Na Copa do Mundo de 2018, o Brasil chocou-se contra a Bélgica de forma dolorosa nas quartas-de-final. Inglaterra, Croácia e França completaram uma escalação das semifinais europeias. Para desafiar a Europa, o Brasil quer mais amistosos contra times do Velho Continente, mas com um calendário congestionado e a Liga das Nações, isso é quase impossível.
“Acho que sentimos falta dele”, reconhece Juninho. “É o que tínhamos antes e o que eles tiraram de nós. Queremos, mas nos sentimos impedidos de jogar com seleções europeias, o que na nossa opinião é muito importante como preparação.
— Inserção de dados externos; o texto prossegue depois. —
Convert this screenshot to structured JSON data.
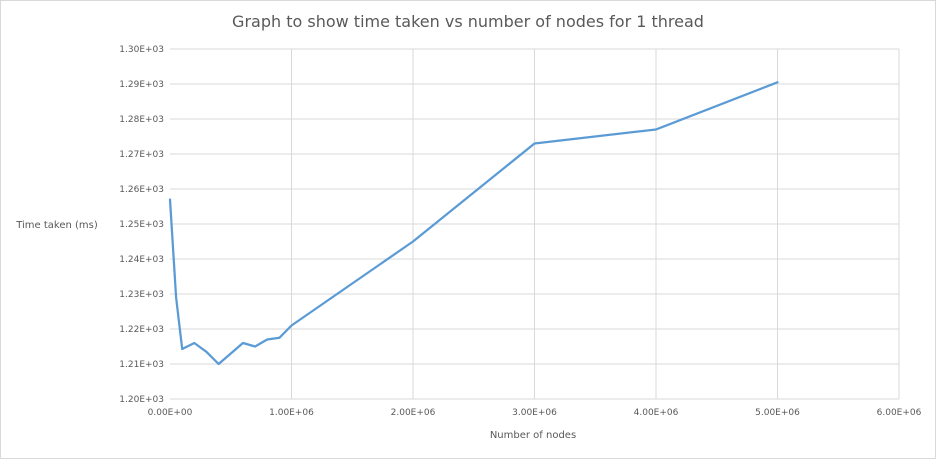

Também conversamos com a FIFA e eles também entendem o problema. E eles, junto com a UEFA e a CONMEBOL, estão tentando resolver isso. ”
“A Europa está cada vez mais forte, inclusive nas ligas. O aspecto financeiro também conta muito. Ter esse poder financeiro dá a você um pouco mais de poder. Acho que essa lacuna está crescendo. “
Ainda assim, Juninho acredita que o Brasil sairá mais forte dessa partida nas quartas de final. Tite e sua equipe nunca mais foram os mesmos desde o trauma em Kazan. O técnico do Brasil tem estado obcecado com o equilíbrio adequado de sua equipe, mas como consequência, o jogo do Brasil é mais pragmático e menos expansivo, muitas vezes atraindo críticas em casa.
“Quando o Brasil entra em uma Copa do Mundo, ou em qualquer competição, entra como um dos favoritos”, finaliza Juninho. “Quando você me pergunta até onde o Brasil pode ir, acho que o Brasil vai lutar pelo título. O Brasil é forte, com uma geração de jovens talentos, mas ao mesmo tempo experiente. Uma equipe com um comitê técnico altamente preparado, com experiência anterior em Copas do Mundo. O principal é atuação, equilíbrio, mas sabemos que as pessoas querem ver o Brasil atacando e sempre jogar o jogo bonito ”.